La Motivazione della Corte
Il Tribunale ha ritenuto necessario disporre un’istruttoria ai fini del decidere, accogliendo l’istanza della ricorrente volta ad ottenere la produzione in giudizio dei riscontri forniti dall’amministrazione all’operatore che aveva presentato la domanda qualificata come concorrente. L’esibizione è stata considerata presupposto indefettibile per verificare la legittimità dell’avvio del procedimento selettivo, atteso che la contestazione verteva proprio sull’esistenza di un’istanza effettivamente concorrente e sulla sua ammissibilità.
Quanto alla domanda cautelare, il Collegio ha rilevato la sussistenza del periculum in mora rappresentato dalla società, derivante dall’imminente scadenza del termine per la presentazione delle offerte, fissato al 31.8.2026. L’accoglimento dell’istanza è apparso funzionale a mantenere integra la situazione sostanziale nel tempo necessario per le acquisizioni istruttorie e per l’eventuale integrazione del contraddittorio, evitando che l’instaurazione della gara potesse pregiudicare irreversibilmente la posizione della ricorrente.

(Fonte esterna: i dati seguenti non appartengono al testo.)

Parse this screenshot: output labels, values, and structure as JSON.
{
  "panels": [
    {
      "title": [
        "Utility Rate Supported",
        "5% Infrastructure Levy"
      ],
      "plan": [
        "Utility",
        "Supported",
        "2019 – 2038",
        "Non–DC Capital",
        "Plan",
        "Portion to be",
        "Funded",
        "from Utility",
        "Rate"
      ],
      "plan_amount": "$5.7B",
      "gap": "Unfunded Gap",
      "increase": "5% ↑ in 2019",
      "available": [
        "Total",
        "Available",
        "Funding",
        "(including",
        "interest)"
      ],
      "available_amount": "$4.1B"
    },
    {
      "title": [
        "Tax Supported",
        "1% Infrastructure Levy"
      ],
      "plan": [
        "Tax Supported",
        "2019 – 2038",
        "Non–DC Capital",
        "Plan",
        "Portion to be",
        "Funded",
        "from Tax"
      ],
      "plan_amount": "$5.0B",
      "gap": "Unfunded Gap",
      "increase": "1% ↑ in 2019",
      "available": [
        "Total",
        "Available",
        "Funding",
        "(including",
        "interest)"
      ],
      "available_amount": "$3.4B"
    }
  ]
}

Il Tar ha infine respinto l’istanza di oscuramento della denominazione della società ricorrente, osservando che l’anonimizzazione è istituto riservato alle persone fisiche in presenza di motivi legittimi, richiamando a tal fine un precedente della Corte di Cassazione, e che nella specie difettava anche il presupposto oggettivo, vertendosi in materia di procedimento concessorio privo di profili di particolare riservatezza.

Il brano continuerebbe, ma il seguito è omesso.